Please take a moment to observe the awesomeness that is Gimli's beard. It is beastly to say the least. Paul is extremely proud of this beard. Before we even got Gimli, his dream was to get a schnauzer and grow his beard long enough to braid. I must admit that I am not quite as enthused about the braiding thing, but I can appreciate the connection to Gimli's namesake, and for how manly and tough it makes my little guy look!
One of the downsides to Gimli having this crazy cool beard is that it gets knots and tangles so quickly, so we have to brush it out every few days. If you've ever had to brush tangles out of your hair, imagine having to brush tangles out of hair attached to your lips. Needless to say, Gimli does not enjoy this activity at all! But it has to happen or the knots will turn into what my mom used to call "rat's nests", or unintentional dreadlocks of the face. Not gangsta.
After the pump fake of bribing him then holding him down and brushing out the knots, Gimli is not happy with us. He immediately will run and hide in the back of his crate and not come out for half an hour or so. He is pouting and hiding from us because he's mad at us for putting him through a painful process. He doesn't understand how necessary it is for his well being. I can relate to Gimli because whenever God takes me through a painful process, whether it be discipline, life changes, transitions, inconvenience, any sort of discomfort, I want to hide from him. I don't want to pray, read my Bible, or seek Him out in any way.

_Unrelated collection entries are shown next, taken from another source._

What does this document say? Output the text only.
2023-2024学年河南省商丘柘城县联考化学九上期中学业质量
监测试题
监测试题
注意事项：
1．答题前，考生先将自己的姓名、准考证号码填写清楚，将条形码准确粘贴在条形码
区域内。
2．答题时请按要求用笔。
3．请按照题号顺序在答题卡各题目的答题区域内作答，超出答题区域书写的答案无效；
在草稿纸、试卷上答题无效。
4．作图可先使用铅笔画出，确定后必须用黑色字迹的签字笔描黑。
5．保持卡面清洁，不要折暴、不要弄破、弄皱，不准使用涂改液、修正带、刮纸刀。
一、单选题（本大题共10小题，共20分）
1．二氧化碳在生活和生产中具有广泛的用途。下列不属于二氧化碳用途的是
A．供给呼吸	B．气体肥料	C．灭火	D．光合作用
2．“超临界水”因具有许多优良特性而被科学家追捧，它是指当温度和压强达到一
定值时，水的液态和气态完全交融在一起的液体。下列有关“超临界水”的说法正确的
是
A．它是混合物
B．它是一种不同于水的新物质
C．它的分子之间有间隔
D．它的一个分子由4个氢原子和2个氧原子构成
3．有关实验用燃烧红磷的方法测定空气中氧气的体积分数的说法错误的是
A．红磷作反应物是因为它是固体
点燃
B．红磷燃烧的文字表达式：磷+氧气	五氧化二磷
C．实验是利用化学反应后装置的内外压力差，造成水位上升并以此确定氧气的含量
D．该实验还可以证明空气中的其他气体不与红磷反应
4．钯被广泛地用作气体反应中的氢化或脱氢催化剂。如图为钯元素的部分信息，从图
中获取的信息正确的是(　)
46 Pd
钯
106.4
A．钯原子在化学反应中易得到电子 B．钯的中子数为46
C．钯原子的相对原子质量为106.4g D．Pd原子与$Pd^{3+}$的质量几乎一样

I don't care about His will or plan. I just want to pout and throw myself a pity party. I know I don't see the big picture, but in those painful moments, I really don't care about that. I am so thankful that I serve a God who knows my weakness, knows my heart, knows what's best for me, and will carry me through the hard times even if I do not respond the way I should. His faithfulness does not depend on my faithfulness. If it did, I would be completely without hope.
As I see Gimli run away from us and knowing that he doesn't understand what he needs but I do, God tells me, "Just like he doesn't know what he needs but you do, you don't know what you need, but I do. Trust me because you know I love you even if you don't understand my ways."